Toutefois, Victor Hugo ne se contente pas seulement de contredire ses adversaires sachant qu’il a de toute manière très peu de chance de les convaincre. En effet, il va chercher d’avantage à impliquer ses lecteurs, les indécis, ceux qui peuvent éventuellement être touché par ces arguments.


















III°] Cette préface à un double destinataire, non seulement les adversaires de l’auteur mais aussi des lecteurs pour ainsi leur partager sa thèse ou du moins essayer de les persuader. D’ailleurs l’emploi du pronom personnel « Nous » suggère que l’auteur n’est pas seul et que ceux qui partage sa thèse sont assez nombreux. Le choix d’une forme morcelée qui juxtapose les cours paragraphes permet de rendre le texte plus accessible au plus grand nombre de favoriser un temps de réflexion entre chaque argument et de donner l’impression constante de dialogue. Pour apporter l’adhésion de ses lecteurs, Victor Hugo à recours à plusieurs reprises à l’ironie, créant ainsi une complicité entre l’auteur et les lecteurs. En multipliant les sarcasmes, Victor Hugo ridiculise ses adversaires, il leur fait perdre leur crédibilité et par la même occasion, le lecteur n’a pas envi de leur ressembler. La reprise systématique de chaque argument de l’adversaire, l’emploi de certaine expression : « à peu près textuellement » (avec l’oxymore créé par l’utilisation de la locution « à peu près ») ; « des variations plus ou moins sonores » ; ou encore « phrase éternelle », souligne le caractère creux des partisans de la peine de mort. L’hyperbole « cinq cents parquets de France » suggère ironiquement que si le discours est partout le même, c’est parce que les partisans de la peine de mort manquent d’idée. D’autre part, les antiphrases à valeur de gradation « ceux qui aiment la peine de mort pour la peine de mort, pour sa beauté, pour sa bonté, pour sa grâce. » souligne l’horreur de la peine de mort à laquelle les partisans peuvent associer des termes à connotation valorisantes, ainsi la mise à mort est présentée comme un acte meurtrier. L’utilisation des termes positifs est destinée à choquer les lecteurs. L’ironie est présente également dans l’expression « le spectacle des supplices » (qui pourrait facilement s’apparenter à un oxymore) qui possède une nouvelle fois une connotation choquante, démontrant la tendance de chacun à vouloir se précipiter pour assister à une exécution. Là encore les lecteurs sont invités à régir. La stratégie de Victor Hugo est de rire au dépend de ses adversaires. L’allusion aux ménageries (métaphore) ainsi que l’injonction « faite mieux votre ronde » témoignent du caractère sarcastique du texte et invite les rieurs à se ranger du côté de l’auteur.

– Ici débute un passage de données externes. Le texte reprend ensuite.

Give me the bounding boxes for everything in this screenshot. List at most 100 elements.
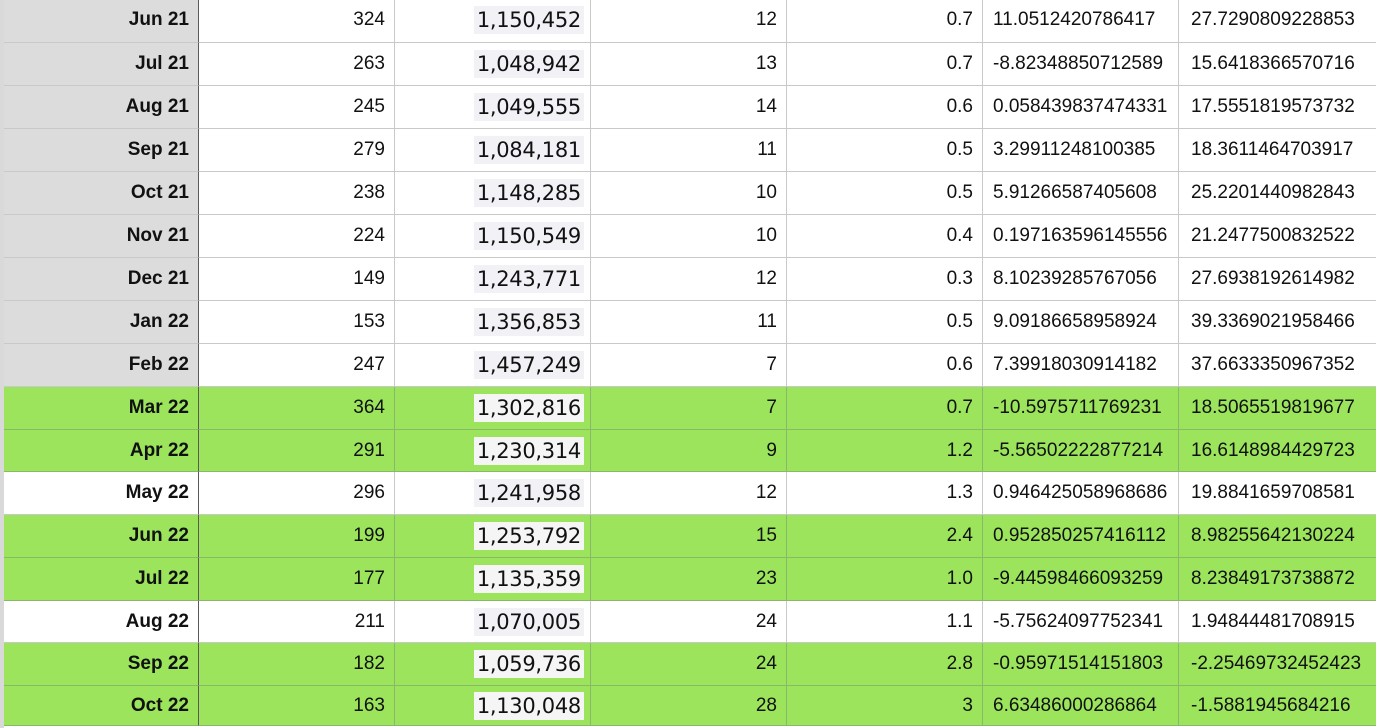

En conclusion, le caractère polémique de cette préface semble indéniable. Plusieurs procédés contribuent à son efficacité : l’implication affective très forte de Victor Hugo, la satire du partisan de la peine de mort mais aussi l’implication des lecteurs dans son discours. Non seulement Victor Hugo affirme l’inutilité de la peine capital mais de plus, il propose une alternative, la société doit avoir une mission éducative. Le dernier jour d’un condamné est un roman de jeunesse. Victor Hugo y affirme une conviction profonde à laquelle il n’y renoncera jamais, même après le coup d’état de Louis Napoléon Bonaparte et malgré les extractions commises par le nouveau régime. Malgré l’instauration du Second Empire et malgré son exile, Victor Hugo continue à clamer que rien ne justifie la peine de mort. Pourtant en 1832, comme en 1829, il fait partis d’une minorité à défendre l’abolition de la peine de mort. En effet, il faudra attendre 1881 en France, pour que Robert Badinter et ses partisans défendent à l’Assemblé national le projet d’abolition de la peine de mort et fasse adopter cette loi. Aujourd’hui à travers le monde et même à travers certain pays démocratique, le débat demeure d’activité.